La partition s’inspire des Maîtres sonneurs (1853), un roman de George Sand qui se déroule dans les campagnes françaises du Berry et du Bourbonnais. Au cours d’une vingtaine de numéros nous sont présentés danses paysannes, chansons du folklore, rondes de la Saint-Jean, jeux de miroir du coucou... On y trouve même la comptine pour enfants Le Petit Mousse chantée a cappella par le chœur.

On reconnaît, au-delà de la fantaisie du thème pittoresque et de l’inventivité de certaines trouvailles orchestrales, les principales esthétiques de la fin du XIXe siècle : le style d’Offenbach dans le traitement des chœurs, des mélodies très apparentées à celles de Léo Delibes, des couleurs d’opérettes et d’opéras français (Auber, Massenet, Messager), des textures à la Bruckner, des interludes rappelant Tchaïkovski, etc.
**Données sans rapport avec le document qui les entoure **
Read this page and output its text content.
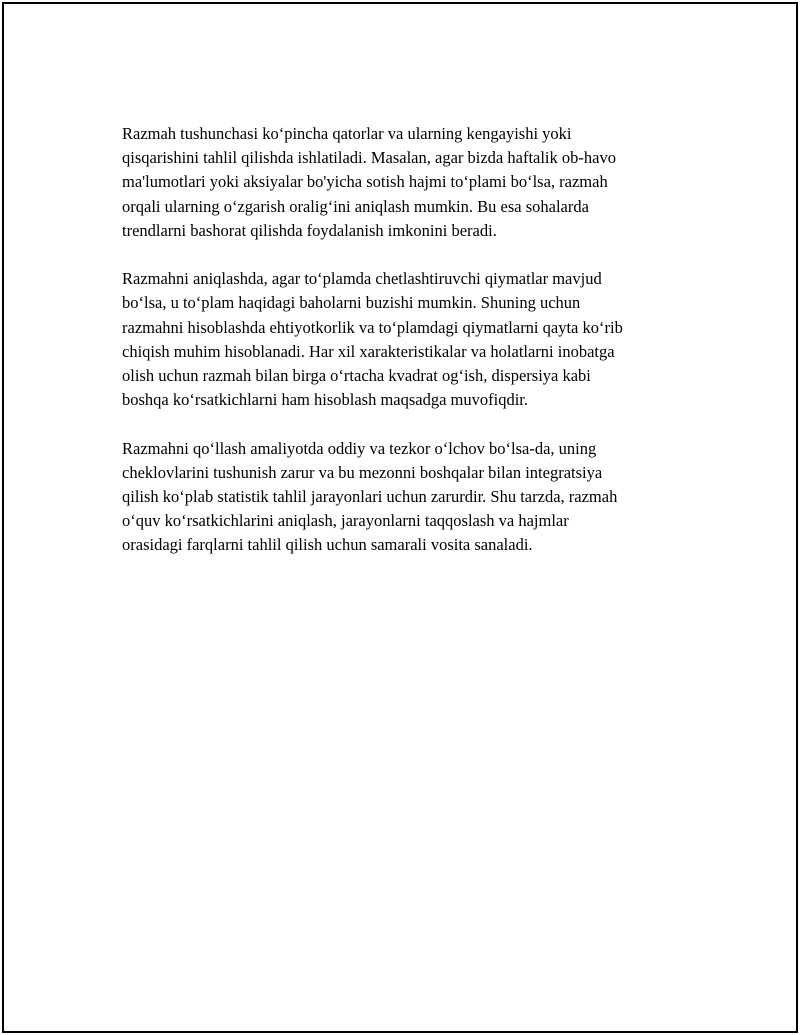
Razmah tushunchasi ko‘pincha qatorlar va ularning kengayishi yoki
qisqarishini tahlil qilishda ishlatiladi. Masalan, agar bizda haftalik ob-havo
ma'lumotlari yoki aksiyalar bo'yicha sotish hajmi to‘plami bo‘lsa, razmah
orqali ularning o‘zgarish oralig‘ini aniqlash mumkin. Bu esa sohalarda
trendlarni bashorat qilishda foydalanish imkonini beradi.

Razmahni aniqlashda, agar to‘plamda chetlashtiruvchi qiymatlar mavjud
bo‘lsa, u to‘plam haqidagi baholarni buzishi mumkin. Shuning uchun
razmahni hisoblashda ehtiyotkorlik va to‘plamdagi qiymatlarni qayta ko‘rib
chiqish muhim hisoblanadi. Har xil xarakteristikalar va holatlarni inobatga
olish uchun razmah bilan birga o‘rtacha kvadrat og‘ish, dispersiya kabi
boshqa ko‘rsatkichlarni ham hisoblash maqsadga muvofiqdir.

Razmahni qo‘llash amaliyotda oddiy va tezkor o‘lchov bo‘lsa-da, uning
cheklovlarini tushunish zarur va bu mezonni boshqalar bilan integratsiya
qilish ko‘plab statistik tahlil jarayonlari uchun zarurdir. Shu tarzda, razmah
o‘quv ko‘rsatkichlarini aniqlash, jarayonlarni taqqoslash va hajmlar
orasidagi farqlarni tahlil qilish uchun samarali vosita sanaladi.
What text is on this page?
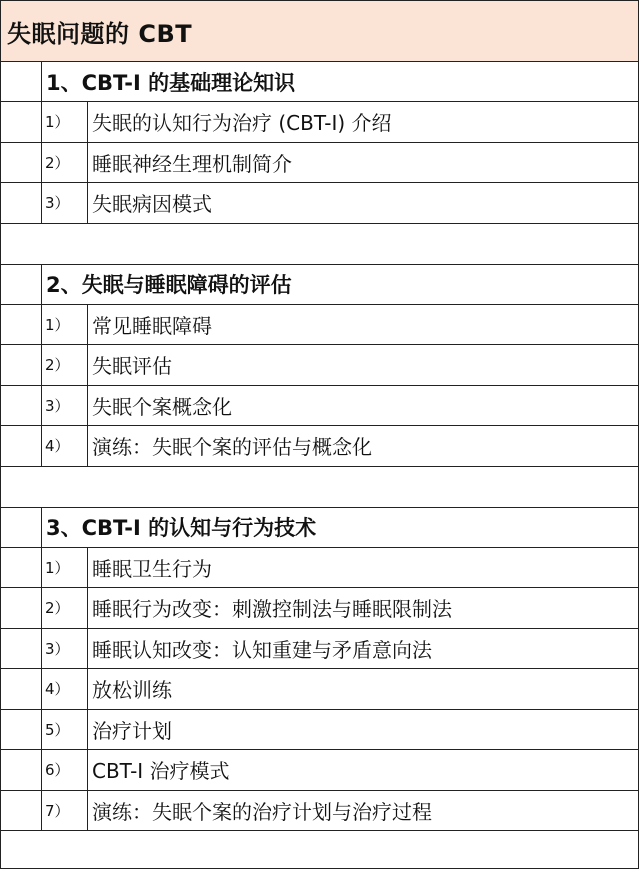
失眠问题的 CBT
1、CBT-I 的基础理论知识
1）	失眠的认知行为治疗 (CBT-I) 介绍
2）	睡眠神经生理机制简介
3）	失眠病因模式
2、失眠与睡眠障碍的评估
1）	常见睡眠障碍
2）	失眠评估
3）	失眠个案概念化
4）	演练：失眠个案的评估与概念化
3、CBT-I 的认知与行为技术
1）	睡眠卫生行为
2）	睡眠行为改变：刺激控制法与睡眠限制法
3）	睡眠认知改变：认知重建与矛盾意向法
4）	放松训练
5）	治疗计划
6）	CBT-I 治疗模式
7）	演练：失眠个案的治疗计划与治疗过程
Malheureusement, la juxtaposition des airs l’emporte sur la continuité musicale : l’écoute s’éparpille et finalement se lasse, malgré la récurrence de plusieurs motifs tout au long de l’œuvre (le coucou). D’autant plus que l’enregistrement proposé (environ 1h20) ne présente que des extraits, certes larges, mais il manque au moins quatre numéros complets. Si l’on ne peut qu’admirer la facture de l’ensemble, on cherche ce je-ne-sais-quoi qui fait que l’expérience nous marquera fortement.
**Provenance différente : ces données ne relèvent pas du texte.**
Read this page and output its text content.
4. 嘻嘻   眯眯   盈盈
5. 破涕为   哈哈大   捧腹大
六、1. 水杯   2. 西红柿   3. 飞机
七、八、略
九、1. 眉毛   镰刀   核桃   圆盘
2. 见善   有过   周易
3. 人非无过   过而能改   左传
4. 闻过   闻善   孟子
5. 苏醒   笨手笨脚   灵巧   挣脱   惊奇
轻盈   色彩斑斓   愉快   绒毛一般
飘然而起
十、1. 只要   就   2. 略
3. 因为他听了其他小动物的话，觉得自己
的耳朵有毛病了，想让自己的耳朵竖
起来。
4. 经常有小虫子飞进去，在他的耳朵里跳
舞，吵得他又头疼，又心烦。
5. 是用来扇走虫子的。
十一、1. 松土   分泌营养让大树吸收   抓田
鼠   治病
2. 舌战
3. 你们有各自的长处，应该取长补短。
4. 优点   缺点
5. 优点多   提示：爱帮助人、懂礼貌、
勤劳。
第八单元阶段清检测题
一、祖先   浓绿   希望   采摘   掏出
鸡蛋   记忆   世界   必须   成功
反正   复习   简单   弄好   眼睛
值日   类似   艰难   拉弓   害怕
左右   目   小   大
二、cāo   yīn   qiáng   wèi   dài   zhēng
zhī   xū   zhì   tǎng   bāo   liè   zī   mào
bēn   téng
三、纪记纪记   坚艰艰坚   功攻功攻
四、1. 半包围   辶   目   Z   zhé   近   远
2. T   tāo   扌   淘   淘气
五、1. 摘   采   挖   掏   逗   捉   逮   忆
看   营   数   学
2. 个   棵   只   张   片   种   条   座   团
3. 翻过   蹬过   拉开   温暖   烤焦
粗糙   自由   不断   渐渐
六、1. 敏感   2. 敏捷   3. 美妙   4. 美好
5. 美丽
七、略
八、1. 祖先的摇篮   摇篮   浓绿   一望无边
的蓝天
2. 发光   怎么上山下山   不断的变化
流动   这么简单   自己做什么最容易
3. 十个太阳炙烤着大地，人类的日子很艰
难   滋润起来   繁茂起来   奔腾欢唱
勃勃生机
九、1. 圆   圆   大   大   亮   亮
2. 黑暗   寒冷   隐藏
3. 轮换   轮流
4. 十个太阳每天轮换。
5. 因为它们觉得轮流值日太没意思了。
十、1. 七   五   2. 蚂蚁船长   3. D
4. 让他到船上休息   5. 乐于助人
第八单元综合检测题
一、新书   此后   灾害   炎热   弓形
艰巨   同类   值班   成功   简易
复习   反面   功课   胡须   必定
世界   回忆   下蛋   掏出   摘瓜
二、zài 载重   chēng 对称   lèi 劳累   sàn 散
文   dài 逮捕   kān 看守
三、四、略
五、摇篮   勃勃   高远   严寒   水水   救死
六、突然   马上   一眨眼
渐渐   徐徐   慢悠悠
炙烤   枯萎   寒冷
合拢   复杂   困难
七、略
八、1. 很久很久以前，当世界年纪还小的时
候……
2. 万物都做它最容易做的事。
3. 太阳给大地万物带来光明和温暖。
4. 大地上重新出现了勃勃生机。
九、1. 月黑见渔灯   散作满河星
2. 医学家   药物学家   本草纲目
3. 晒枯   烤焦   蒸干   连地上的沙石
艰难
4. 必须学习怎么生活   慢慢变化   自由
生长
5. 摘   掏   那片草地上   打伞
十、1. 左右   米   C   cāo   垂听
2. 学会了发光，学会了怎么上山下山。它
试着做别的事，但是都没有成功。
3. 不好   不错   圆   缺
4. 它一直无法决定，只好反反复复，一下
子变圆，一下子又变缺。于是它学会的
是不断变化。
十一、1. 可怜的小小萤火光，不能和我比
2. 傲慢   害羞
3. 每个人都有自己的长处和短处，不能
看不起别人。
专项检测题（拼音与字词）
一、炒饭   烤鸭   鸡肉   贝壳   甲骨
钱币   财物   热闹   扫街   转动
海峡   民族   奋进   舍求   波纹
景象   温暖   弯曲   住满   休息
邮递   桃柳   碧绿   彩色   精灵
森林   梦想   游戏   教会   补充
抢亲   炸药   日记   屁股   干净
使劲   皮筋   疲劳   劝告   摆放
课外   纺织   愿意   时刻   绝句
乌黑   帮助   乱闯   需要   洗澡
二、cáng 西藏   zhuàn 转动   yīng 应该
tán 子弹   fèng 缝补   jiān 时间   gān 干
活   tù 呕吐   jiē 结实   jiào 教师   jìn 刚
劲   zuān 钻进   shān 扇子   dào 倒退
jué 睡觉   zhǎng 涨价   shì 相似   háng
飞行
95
L’interprétation de l’équipe artistique est néanmoins dynamique et rend justice à la musique : les textes sont parfaitement prononcés et de ce fait compréhensibles, en l’absence de livret dans la pochette de disque. Les chœurs englobent les timbres des solistes, ce qui permet des imitations tout à fait en rapport avec les bruits en écho d’une promenade dans la nature. La soprano Sophie Graf, parfaite pour l’emploi, rend chacune de ses entrées particulièrement expressive.

La prise de son et les choix de direction artistique font de cet enregistrement un bel objet, qui donne sa chance à une partition fort peu jouée et pourtant témoin de tout un pan de la vie culturelle et spirituelle du XIXe siècle. Si l’œuvre contient des longueurs et manque d’originalité, la version CD permet d’isoler certains passages et de se réjouir de la fraîcheur qui en émane.